Honestly coming off medication has to be one of the most scary things in the world, especially when I have been on them for almost 3 if not 4 years. As most people will know I have suffered from anxiety, depression and agoraphobia for a long time now, but in the last year or so, I have been in a really good place, I’m working really hard to battle my mental health and try to get my life back.
I have been ready for a while and when I spoke to my doctor, he agreed that if I was ready and because of the incredible progress that I’ve made over the last year or so, guess who is cutting down their tablets? It literally feels like I’m walking into the unknown knowing I’m coming off my medication. It’s like I’m in a room with the lights on, and taking at step forward and the lights just go off, no one is home.
I’ve already started cutting down my tablets down, I’ve been off amitriptyline for over 2 months, which has been really difficult. One of the things with my depression is that I struggle to sleep, and it has been that way since I first got diagnosed and this was one of the most difficult tablets for me to come off first, because I was mainly worried about if I would sleep. Trust me I’m the moodiest, grumpiest and annoying person when I’ve not had sleep, I mean tired doesn’t even come close.
It’s the next one however I’m most nervous about. My anafranil is my very last anti depressant, and in total honesty, it’s my last step to being anti depressant free. I’ve waited for this for a long time, and I know it will work because I’m so determined to get to where I need to be in my life.

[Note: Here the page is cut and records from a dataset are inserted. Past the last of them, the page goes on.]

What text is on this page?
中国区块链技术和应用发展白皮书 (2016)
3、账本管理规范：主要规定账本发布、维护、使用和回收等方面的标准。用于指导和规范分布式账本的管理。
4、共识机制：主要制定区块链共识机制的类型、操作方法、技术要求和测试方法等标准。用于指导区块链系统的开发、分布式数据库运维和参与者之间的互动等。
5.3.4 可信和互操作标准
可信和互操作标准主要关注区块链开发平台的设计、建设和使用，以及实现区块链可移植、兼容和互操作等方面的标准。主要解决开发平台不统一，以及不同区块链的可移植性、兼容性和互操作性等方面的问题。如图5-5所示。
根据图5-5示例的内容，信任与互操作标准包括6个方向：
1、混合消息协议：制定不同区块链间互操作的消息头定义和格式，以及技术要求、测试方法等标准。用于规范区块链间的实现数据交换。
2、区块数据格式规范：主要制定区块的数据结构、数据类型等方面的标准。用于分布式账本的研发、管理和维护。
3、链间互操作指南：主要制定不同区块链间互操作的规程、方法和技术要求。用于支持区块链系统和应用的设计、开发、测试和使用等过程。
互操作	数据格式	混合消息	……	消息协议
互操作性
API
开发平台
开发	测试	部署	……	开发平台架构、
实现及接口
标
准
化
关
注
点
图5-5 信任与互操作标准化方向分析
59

Things I’m Looking Forward To
- Being in control of my sleep properly – This is a big one for me because I take tablets to be able to go to sleep, so I’m looking forward to being able to put my head on a pillow and just drift off.
- Not have to worry about tablets – Sometimes my biggest worry can be, have I taken my tablets yet, oh god what if I haven’t. I honestly get myself in a right flap about it.
- Controlling my anxiety and depression medication free – I have some ways in which I can control my anxiety, I use a lot of mediation because I find it helps me to calm and center myself. Breathing techniques also really help me.
- Being able to drink – Oh my gosh I miss a good glass of wine, I drink on the very rare occasions like Christmas however you cannot beat a good glass of wine. And by being off the medication I won’t have to worry about my medication affecting anything!
- Sharing my story – I love being able to help others through their journey especially if they are going through what I’ve been through. I know that depression, anxiety and especially agoraphobia can be a lonely journey so if I can help others, it makes me feel much better.
I’m definitely looking forward to being medication free. Been on a mental health journey? Leave your response in the comments!